Updated on 2022-08-12 GMT+08:00

Why Does Spark2x Have No Access to DataSource Tables Created by Spark1.5?

Question

When Spark2x accesses the DataSource table created by Spark1.5, a message is displayed indicating that schema information cannot be obtained. As a result, the table cannot be accessed. Why?

Answer

  • Cause analysis:

    This is because the formats of the DataSource table information stored in Spark2x and Spark1.5 are inconsistent. Spark 1.5 divides schema information into multiple parts and uses path.park.0 as the key for storage. Spark 1.5 reads information from each part and reassembles the information into complete one. Spark2x directly uses the corresponding key to obtain the corresponding information.
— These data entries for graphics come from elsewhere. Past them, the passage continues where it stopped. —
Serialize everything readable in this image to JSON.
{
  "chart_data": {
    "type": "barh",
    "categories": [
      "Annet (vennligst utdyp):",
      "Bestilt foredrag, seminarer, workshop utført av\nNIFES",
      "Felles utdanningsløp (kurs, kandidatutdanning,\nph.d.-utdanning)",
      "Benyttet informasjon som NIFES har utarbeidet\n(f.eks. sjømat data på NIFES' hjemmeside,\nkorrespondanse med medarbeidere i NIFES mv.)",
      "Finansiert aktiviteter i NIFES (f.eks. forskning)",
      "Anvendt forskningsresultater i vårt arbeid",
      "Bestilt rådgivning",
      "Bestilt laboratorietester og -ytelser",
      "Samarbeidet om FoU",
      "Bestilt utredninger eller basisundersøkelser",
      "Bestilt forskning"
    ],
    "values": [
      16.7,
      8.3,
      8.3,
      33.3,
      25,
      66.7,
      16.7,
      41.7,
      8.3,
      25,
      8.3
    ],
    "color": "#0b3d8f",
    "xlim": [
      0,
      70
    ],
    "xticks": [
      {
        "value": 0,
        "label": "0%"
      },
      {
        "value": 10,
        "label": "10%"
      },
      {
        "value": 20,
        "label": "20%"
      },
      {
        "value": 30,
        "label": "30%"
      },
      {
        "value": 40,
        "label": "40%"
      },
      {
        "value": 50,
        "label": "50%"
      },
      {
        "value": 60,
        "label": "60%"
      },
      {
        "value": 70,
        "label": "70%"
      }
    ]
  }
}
In this case, when Spark2x reads the DataSource table created by Spark1.5, the information corresponding to the key cannot be read. As a result, the DataSource table information fails to be parsed.

    When processing Hive tables, Spark2x and Spark1.5 use the same storage mode. Therefore, Spark2x can directly read tables created by Spark1.5.

  • Workaround:

    In Spark2x, create a foreign table to point to the actual data in the Spark1.5 table. In this way, the DataSource table created by Spark1.5 can be read in Spark2x. In addition, after Spark1.5 updates data, Spark2x can detect the change. The reverse is also true. In this way, Spark2x can access the DataSource table created by Spark1.5.